El Paso Shooter's Father Is Licensed Counselor Who Wrote About His 40-Year Drug and Alcohol Addiction

The father of the man accused of killing 22 people and injuring dozens more in a mass shooting in El Paso, Texas on Saturday is a licensed professional counselor who wrote a memoir about a nearly 40-year addiction to drugs and alcohol. Bryan Crusius, father of Patrick Crusius, bills himself on his website as a mental health expert whose "mission is to bring the highest level of care possible to any who wish to be free from addictions, codependence, PTSD and trauma."

His Richardson, Texas-based practice involves acupuncture, sound and energy healing and meditation with "tones of quartz crystal bowls and isochronic beats." According to the Texas Department of State Health Services records, his license is valid until February 2020.

In his self-published book, Life Enthusiasm: A Path to Purpose Beyond Recovery, Bryan wrote about his struggles with addiction, detailing how they cost him his marriages to his first wife as well as to Patrick's mother, Lori. The New York Post reports that Bryan and Lori divorced in 2011, when Patrick was 12.

Bryan, 63, wrote that he fell into drug addiction in his teens and moved onto abusing pills, like Vicodin and those prescribed for ADHD. "I was always the one daring everyone else to go over the top in the partying category by taking the extreme amounts of whatever we had, whether Quaaludes, alcohol, magic mushrooms, or something else," he wrote in his book, as reported by the Daily Mail.

He also claimed in one passage to have spoken with Jesus Christ. "Christ greeted my with a smile," he wrote. "He pulled his robe aside again with his right hand to reveal the flaming heart of love and compassion. He addressed me thus: 'Bryan, you have chosen the Path of the Heart,'" he wrote.

In 2012, Bryan reportedly set up a GoFundMe page for guitar teacher Eric Keyes, who Bryan wrote was shot by a "mentally ill person."
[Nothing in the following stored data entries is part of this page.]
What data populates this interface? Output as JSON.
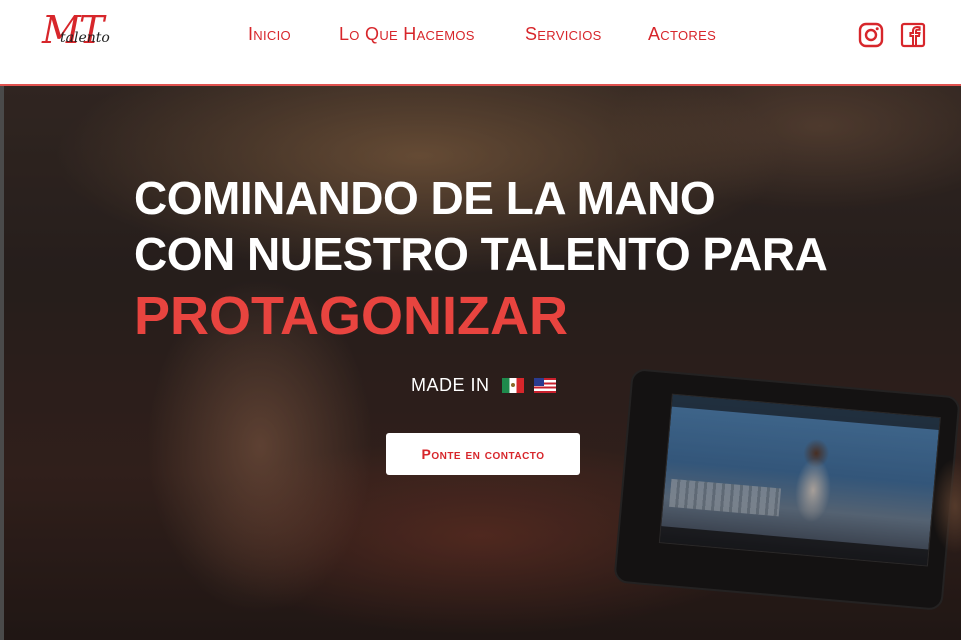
{
  "brand": {
    "logo_mark": "MT",
    "logo_word": "talento",
    "accent_color": "#d7262b",
    "header_bg": "#ffffff"
  },
  "nav": {
    "items": [
      {
        "label": "Inicio"
      },
      {
        "label": "Lo Que Hacemos"
      },
      {
        "label": "Servicios"
      },
      {
        "label": "Actores"
      }
    ]
  },
  "social": {
    "icons": [
      "instagram-icon",
      "facebook-icon"
    ]
  },
  "hero": {
    "headline_line1": "COMINANDO DE LA MANO",
    "headline_line2": "CON NUESTRO TALENTO PARA",
    "headline_accent": "PROTAGONIZAR",
    "accent_color": "#e8443f",
    "made_in_label": "MADE IN",
    "flags": [
      "mexico-flag-icon",
      "usa-flag-icon"
    ],
    "cta_label": "Ponte en contacto"
  }
}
Patrick Crusius has been charged with capital murder and is being held without bond at the El Paso County Detention Facility for opening fire at an El Paso Walmart last Saturday and killing 22 people. District Attorney Jaime Esparza said his office will seek the death penalty.

Additionally, US Attorney John Bash said that the Justice Department is "seriously considering" bringing federal hate crime and federal criminal charges. A manifesto proclaiming white nationalist and racist views believed to be written by Crusius was posted on 8chan, an online messaging board, less than 20 minutes before the first 911 calls came in. The four-page document rails against Hispanics and immigrants, blaming them for taking jobs away and the blending of cultures in the U.S.


Weeks before the shooting, Crusius' mother called the Allen, Texas, Police Department because she was concerned about her son owning an "AK" type firearms, lawyers for the family told CNN this week. She was allegedly worried about her son owning the weapon given his age — 21 — maturity level and lack of experience handling such a gun.

She was allegedly transferred to a public safety officer who told her that her son was legally allowed to purchase the weapon. The mother did not provide her name or her son's name, and police did not seek any additional information from her before the call concluded, the lawyers said. It's not known whether the gun the mother described was the weapon used in the attack.